In the second section from the bottom select the ‘show junction track’ and ‘show flanking regions’ and click ok. We now want to load our tophat alignment and our de novo assembly transcript alignments using the File->Load from File… menu
- Tophat file is a bam file TaeGut3/tophat2_taeGut3/accepted_hits.bam
- Trinity alignment file is a psl file from blat TaeGut3/Trinity.blat.tophit.sort.psl
- Load the ZebraFinch genome you created earlier.
- Set the preferences to show junctions and flanking regions
- Load the TaeGut3/tophat2_taeGut3/accepted_hits.bam file
- Load the TaeGut3/Trinity.blat.tophit.sort.psl file
You should end up with something like
Changing the display of paired end data
As with the single end reads the default display is by mapping quality (transparent is 0) and highlighting mismatched bases. As this is paired end data if a read straddles an exon a line is drawing joining the pieces.

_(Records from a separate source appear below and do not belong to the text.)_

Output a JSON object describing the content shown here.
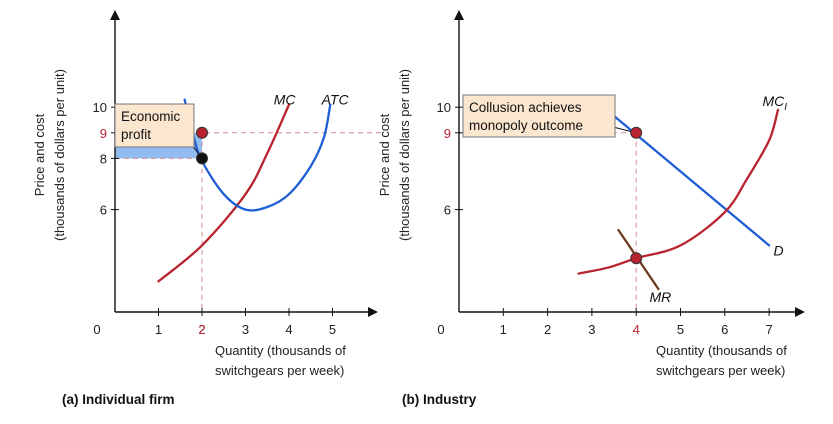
{
  "chart_data": [
    {
      "type": "line",
      "panel_caption": "(a) Individual firm",
      "ylabel_line1": "Price and cost",
      "ylabel_line2": "(thousands of dollars per unit)",
      "xlabel_line1": "Quantity (thousands of",
      "xlabel_line2": "switchgears per week)",
      "origin_label": "0",
      "xlim": [
        0,
        6
      ],
      "ylim": [
        2,
        11
      ],
      "x_ticks": [
        "1",
        "2",
        "3",
        "4",
        "5"
      ],
      "x_tick_values": [
        1,
        2,
        3,
        4,
        5
      ],
      "x_highlight": "2",
      "y_ticks": [
        "6",
        "8",
        "10"
      ],
      "y_tick_values": [
        6,
        8,
        10
      ],
      "y_highlight": "9",
      "y_highlight_value": 9,
      "series": [
        {
          "name": "MC",
          "color": "#b8232f",
          "x": [
            1,
            2,
            3,
            3.5,
            4
          ],
          "y": [
            3.2,
            4.6,
            6.6,
            8.2,
            10.1
          ]
        },
        {
          "name": "ATC",
          "color": "#1f5fd6",
          "x": [
            1.6,
            1.8,
            2,
            2.5,
            3,
            3.5,
            4,
            4.5,
            4.8,
            4.95
          ],
          "y": [
            10.3,
            8.9,
            7.9,
            6.6,
            6.0,
            6.1,
            6.6,
            7.7,
            8.8,
            10.1
          ]
        }
      ],
      "points": [
        {
          "x": 2,
          "y": 9,
          "color": "#b8232f"
        },
        {
          "x": 2,
          "y": 8,
          "color": "#111111"
        }
      ],
      "shaded_area": {
        "x": [
          0,
          2
        ],
        "y": [
          8,
          9
        ],
        "color": "#8cb8f0"
      },
      "annotation": {
        "line1": "Economic",
        "line2": "profit"
      }
    },
    {
      "type": "line",
      "panel_caption": "(b) Industry",
      "ylabel_line1": "Price and cost",
      "ylabel_line2": "(thousands of dollars per unit)",
      "xlabel_line1": "Quantity (thousands of",
      "xlabel_line2": "switchgears per week)",
      "origin_label": "0",
      "xlim": [
        0,
        8
      ],
      "ylim": [
        2,
        11
      ],
      "x_ticks": [
        "1",
        "2",
        "3",
        "5",
        "6",
        "7"
      ],
      "x_tick_values": [
        1,
        2,
        3,
        5,
        6,
        7
      ],
      "x_highlight": "4",
      "x_highlight_value": 4,
      "y_ticks": [
        "6",
        "10"
      ],
      "y_tick_values": [
        6,
        10
      ],
      "y_highlight": "9",
      "y_highlight_value": 9,
      "series": [
        {
          "name": "D",
          "color": "#1f5fd6",
          "x": [
            3.4,
            7
          ],
          "y": [
            9.8,
            4.6
          ]
        },
        {
          "name": "MR",
          "color": "#6b3a1f",
          "x": [
            3.6,
            4.5
          ],
          "y": [
            5.2,
            2.9
          ]
        },
        {
          "name": "MC",
          "name_subscript": "I",
          "color": "#b8232f",
          "x": [
            2.7,
            3.4,
            4,
            5,
            6,
            6.5,
            7,
            7.2
          ],
          "y": [
            3.5,
            3.75,
            4.1,
            4.6,
            5.9,
            7.2,
            8.7,
            9.9
          ]
        }
      ],
      "points": [
        {
          "x": 4,
          "y": 9,
          "color": "#b8232f"
        },
        {
          "x": 4,
          "y": 4.1,
          "color": "#b8232f"
        }
      ],
      "annotation": {
        "line1": "Collusion achieves",
        "line2": "monopoly outcome"
      }
    }
  ]
}
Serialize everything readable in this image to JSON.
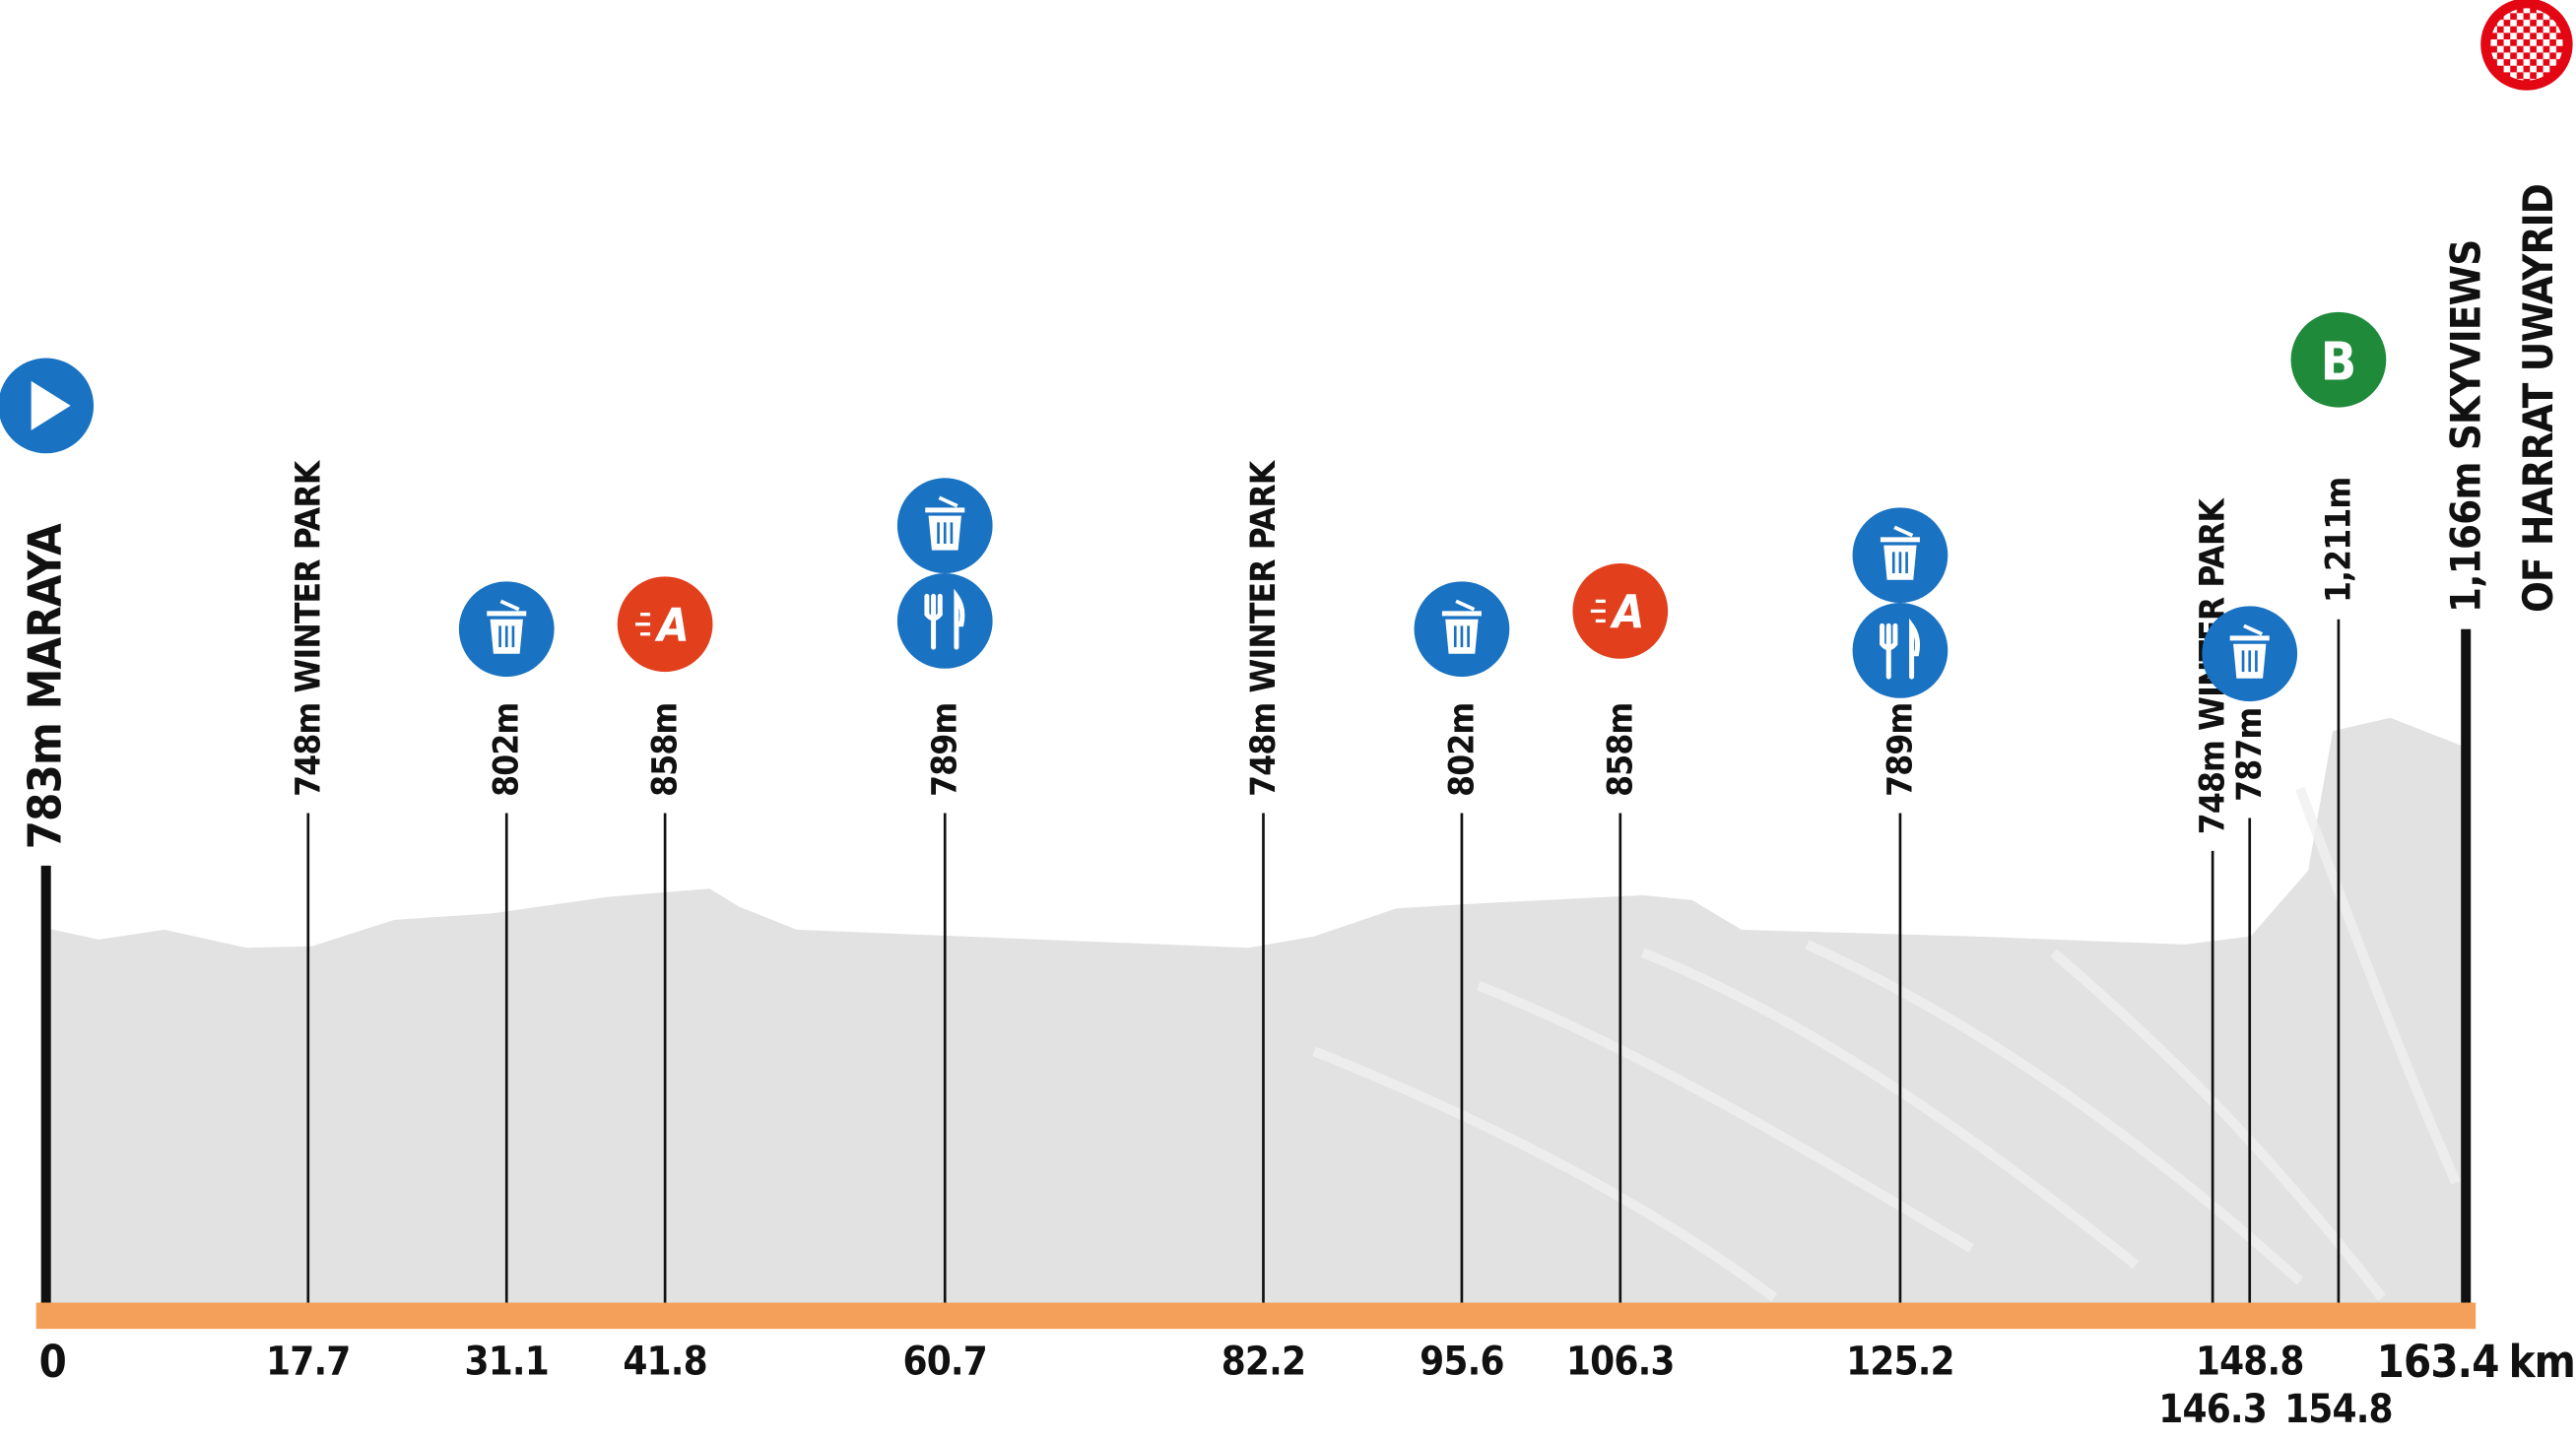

Intron spanning regions are also shown in the Junctions track. the height of the spanning curve indicates how many reads span that intron and the color denotes strand (red = forward, blue = reverse).
Again if you mouse over a read you get a popup with read and alignment info. This time you also get information on the mate pair.
The junction curves also show info if you mouse over them too.
If you want to find the mate pair of a read you can option-click (ctrl-click on windows) and it will be highlighted in the same color.
If you now right click the menu brought up now has extra options that were greyed out previously.
The first one we’ll try is ‘view as pairs’. This reorganizes the display so mate pairs are shown one after the other. The mouseover also changes to display information about both reads in the pair.
Changing the color scheme can give some insight into alignment quality. Choosing the color by ‘insert size and pair orientation’ will color reads as
- Blue is for inserts that are smaller than expected
- Red is for inserts that are larger than expected.
- Inter-chromosomal rearrangements are color-coded by chromosome.
- Shades of green, teal, and dark blue show structural events of inversions, duplications, and translocations.
If the mate pair is somewhere else in the genome pick ‘view mate in split screen’ from the right click popup menu. (Ran)
- Switch your display to ‘view as pairs’ and color by insert size and orientation.
- Scroll through a chromosoem gene by gene (select the Gene track name and ctrl-f ctrl-b to go back and forth) to answer the following:
- Can you find a convincing structural rearrangment (many reads mapping to a different chromosome/wrong orientation)
- Are the blat alignments a better annotation (compared to the Zebrafinch) than the splice junctions from tophat?